CreateAttestationStatementCommand Class

Namespace: Yubico.YubiKey.Piv.Commands Assembly: Yubico.YubiKey.dll

Build an attestation statement for a private key in a specified slot.

C#

public sealed class CreateAttestationStatementCommand : IYubiKeyCommand<CreateAttestationStatementResponse>

Inheritance object CreateAttestationStatementCommand

Implements

IYubiKeyCommand<CreateAttestationStatementResponse>

Remarks

An attestation statement is an X.509 certificate. It verifies that a private key has been generated by the YubiKey. If the private key in a slot was imported, this command will not work.

The create attestation statement command is available on YubiKey version 4.3 and later.

The partner Response class is CreateAttestationStatementResponse.

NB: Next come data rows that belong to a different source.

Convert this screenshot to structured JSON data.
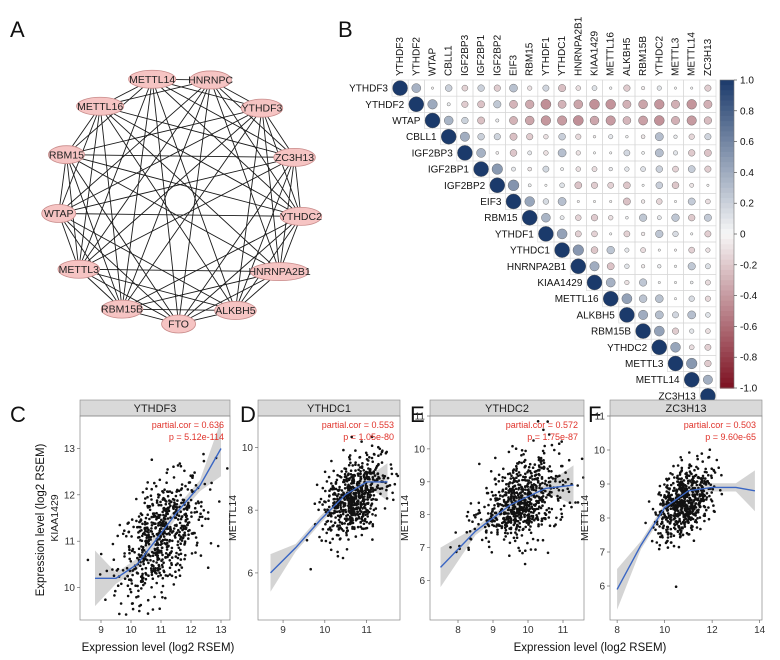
{
  "panels": {
    "a": {
      "letter": "A"
    },
    "b": {
      "letter": "B"
    },
    "c": {
      "letter": "C"
    },
    "d": {
      "letter": "D"
    },
    "e": {
      "letter": "E"
    },
    "f": {
      "letter": "F"
    }
  },
  "axis_labels": {
    "expression_y": "Expression level (log2 RSEM)",
    "expression_x": "Expression level (log2 RSEM)"
  },
  "colors": {
    "node_fill": "#f6c4c3",
    "node_stroke": "#c98c8b",
    "positive_dark": "#1b3a6b",
    "negative_dark": "#7d1020",
    "neutral": "#f7f7f7",
    "annotation_red": "#e0332b",
    "fit_line": "#3a66c4"
  },
  "chart_data": [
    {
      "type": "network",
      "panel": "A",
      "nodes": [
        "METTL14",
        "HNRNPC",
        "YTHDF3",
        "ZC3H13",
        "YTHDC2",
        "HNRNPA2B1",
        "ALKBH5",
        "FTO",
        "RBM15B",
        "METTL3",
        "WTAP",
        "RBM15",
        "METTL16"
      ],
      "edges": "dense co-expression network linking most node pairs"
    },
    {
      "type": "heatmap",
      "panel": "B",
      "subtype": "correlation-matrix (upper triangle, circle size and color = Pearson r)",
      "genes": [
        "YTHDF3",
        "YTHDF2",
        "WTAP",
        "CBLL1",
        "IGF2BP3",
        "IGF2BP1",
        "IGF2BP2",
        "EIF3",
        "RBM15",
        "YTHDF1",
        "YTHDC1",
        "HNRNPA2B1",
        "KIAA1429",
        "METTL16",
        "ALKBH5",
        "RBM15B",
        "YTHDC2",
        "METTL3",
        "METTL14",
        "ZC3H13"
      ],
      "colorbar": {
        "min": -1.0,
        "max": 1.0,
        "ticks": [
          "1.0",
          "0.8",
          "0.6",
          "0.4",
          "0.2",
          "0",
          "-0.2",
          "-0.4",
          "-0.6",
          "-0.8",
          "-1.0"
        ]
      }
    },
    {
      "type": "scatter",
      "panel": "C",
      "title": "YTHDF3",
      "ylabel": "KIAA1429",
      "xlim": [
        8.3,
        13.3
      ],
      "ylim": [
        9.3,
        13.7
      ],
      "xticks": [
        "9",
        "10",
        "11",
        "12",
        "13"
      ],
      "yticks": [
        "10",
        "11",
        "12",
        "13"
      ],
      "cor_text": "partial.cor = 0.636",
      "p_text": "p = 5.12e-114",
      "trend": [
        [
          8.8,
          10.2
        ],
        [
          9.5,
          10.2
        ],
        [
          10.2,
          10.5
        ],
        [
          10.8,
          11.0
        ],
        [
          11.5,
          11.6
        ],
        [
          12.3,
          12.2
        ],
        [
          13.0,
          13.0
        ]
      ],
      "center": [
        11.0,
        11.1
      ],
      "spread": [
        0.7,
        0.55
      ],
      "slope": 0.85,
      "n": 650
    },
    {
      "type": "scatter",
      "panel": "D",
      "title": "YTHDC1",
      "ylabel": "METTL14",
      "xlim": [
        8.4,
        11.8
      ],
      "ylim": [
        4.5,
        11.0
      ],
      "xticks": [
        "9",
        "10",
        "11"
      ],
      "yticks": [
        "6",
        "8",
        "10"
      ],
      "cor_text": "partial.cor = 0.553",
      "p_text": "p = 1.05e-80",
      "trend": [
        [
          8.7,
          6.0
        ],
        [
          9.3,
          6.8
        ],
        [
          9.9,
          7.7
        ],
        [
          10.5,
          8.5
        ],
        [
          11.0,
          8.9
        ],
        [
          11.5,
          8.9
        ]
      ],
      "center": [
        10.7,
        8.4
      ],
      "spread": [
        0.35,
        0.6
      ],
      "slope": 1.3,
      "n": 650
    },
    {
      "type": "scatter",
      "panel": "E",
      "title": "YTHDC2",
      "ylabel": "METTL14",
      "xlim": [
        7.2,
        11.6
      ],
      "ylim": [
        4.8,
        11.0
      ],
      "xticks": [
        "8",
        "9",
        "10",
        "11"
      ],
      "yticks": [
        "6",
        "7",
        "8",
        "9",
        "10",
        "11"
      ],
      "cor_text": "partial.cor = 0.572",
      "p_text": "p = 1.75e-87",
      "trend": [
        [
          7.5,
          6.4
        ],
        [
          8.5,
          7.5
        ],
        [
          9.5,
          8.3
        ],
        [
          10.5,
          8.8
        ],
        [
          11.3,
          8.9
        ]
      ],
      "center": [
        9.8,
        8.4
      ],
      "spread": [
        0.6,
        0.6
      ],
      "slope": 0.75,
      "n": 700
    },
    {
      "type": "scatter",
      "panel": "F",
      "title": "ZC3H13",
      "ylabel": "METTL14",
      "xlim": [
        7.7,
        14.1
      ],
      "ylim": [
        5.0,
        11.0
      ],
      "xticks": [
        "8",
        "10",
        "12",
        "14"
      ],
      "yticks": [
        "6",
        "7",
        "8",
        "9",
        "10",
        "11"
      ],
      "cor_text": "partial.cor = 0.503",
      "p_text": "p = 9.60e-65",
      "trend": [
        [
          8.0,
          5.9
        ],
        [
          9.0,
          7.2
        ],
        [
          10.0,
          8.3
        ],
        [
          11.0,
          8.8
        ],
        [
          12.0,
          8.9
        ],
        [
          13.0,
          8.9
        ],
        [
          13.8,
          8.8
        ]
      ],
      "center": [
        10.8,
        8.5
      ],
      "spread": [
        0.55,
        0.5
      ],
      "slope": 0.7,
      "n": 650
    }
  ]
}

It is possible to build attestation statements for keys in slots 9A, 9C, 9D, 9E, and 82 through 95. The certificate created will contain the public key partner to the private key in the cert, along with the YubiKey's serial number. The cert will be signed by the attestation key, the private key in slot F9.

Example:

using System.Security.Cryptography.X509Certificates;
IYubiKeyConnection connection = key.Connect(YubiKeyApplication.Piv);
var createAttestationStatementCommand = new CreateAttestationStatementCommand (0x9A);
CreateAttestationStatementResponse createAttestationStatementResponse =
    connection.SendCommand(createAttestationStatementCommand);
if (createAttestationStatementResponse.Status != ResponseStatus.Success)
{
  // Handle error
}
X509Certificate2 attestationStatement = createAttestationStatementResponse.GetData();

Constructors

Name	Description
CreateAttestationStatementCommand()	Initializes a new instance of the CreateAttestationStatementCommand class.
CreateAttestationStatementCommand(byte)	Initializes a new instance of the CreateAttestationStatementCommand class. This command takes the slot number as input.

Properties

Name	Description
Application	Gets the YubiKeyApplication to which this command belongs. For this command, it's PIV.
SlotNumber	The slot holding the key to be attested.

Methods

Name	Description
CreateCommandApdu()	Creates a well-formed CommandApdu to send to the YubiKey.
CreateResponseForApdu(ResponseApdu)	Creates the corresponding IYubiKeyResponse implementation for the current command.